China for the New Year (3): Beijing

On our first full day in Beijing, we visited two major locations in and around the enormously expansive Tiananmen Square. The security in the square is phenomenal: one can only enter through guarded points where Chinese citizens have their identity cards electronically scanned; at a further security point, all bags are x-rayed; and everywhere there are police and military, not to mention the plain clothes personnel.

In the morning, we went to the National Museum of China. The building was completed in 1959 and the present museum – a merger of two former ones – was established in 2003 so everything is very modern. It receives 7.6 million visitors a year, making it the most popular museum in the world (just before the National Air & Space Museum in Washington D.C.). There are 10 galleries presenting the history of Ancient China from prehistoric times to the Ming & Qing Dynasties – everything from a burial costume made of pieces of jade linked by gold tread and a couple of the world famous terracotta warriors.
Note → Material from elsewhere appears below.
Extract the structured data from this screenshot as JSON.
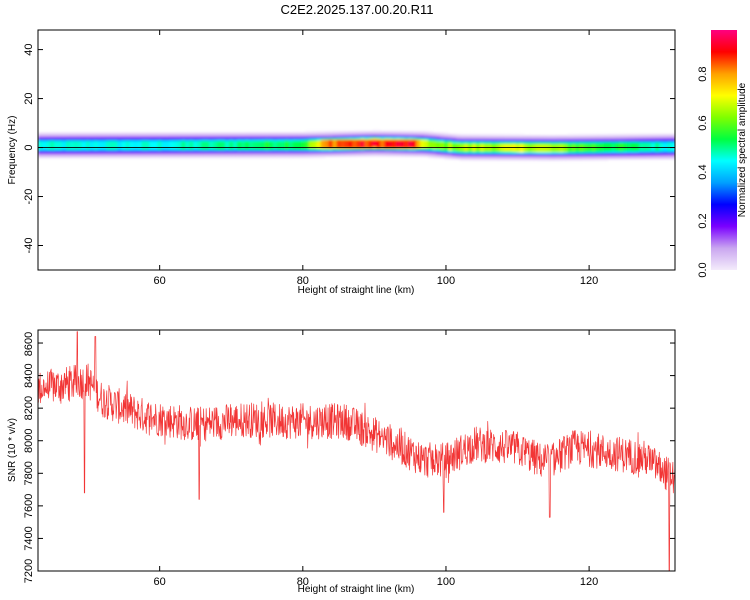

Somehow I managed to drop my iPhone without noticing it and amazingly about half an hour later it was presented to me by a museum attendant who had searched the building for me. I have my name on the back of the mobile so it was clear that it belonged to a foreigner and, at this time of year, I was virtually the only foreigner in the place.

In the afternoon, we visited the Forbidden City, entering on the north side of Tiananmen Square where the entrance is still dominated by a huge picture of Mao. The enormous complex is said to comprise 9,999 rooms (only God in Heaven can have 10,000 – a special number for the Chinese). The palace was the residence of 24 Ming and Qing emperors and ordinary mortals were forbidden to enter which gave the location its unusual name.

This was my fourth time in this amazing location so I did not need to take many photographs and just savoured the experience as far as the cold would allow. But it was so bitterly cold (around -10C) that the wide moats were totally frozen and Hua’s iPhone literally froze up. Again I was almost the only foreigner in sight and I was asked to be included in a photograph with a local.

In the evening, we ate at a restaurant specialising in Beijing duck and enjoyed entertainment involving music, dancing, puppetry, juggling and more. A splendid end to a wonderful day.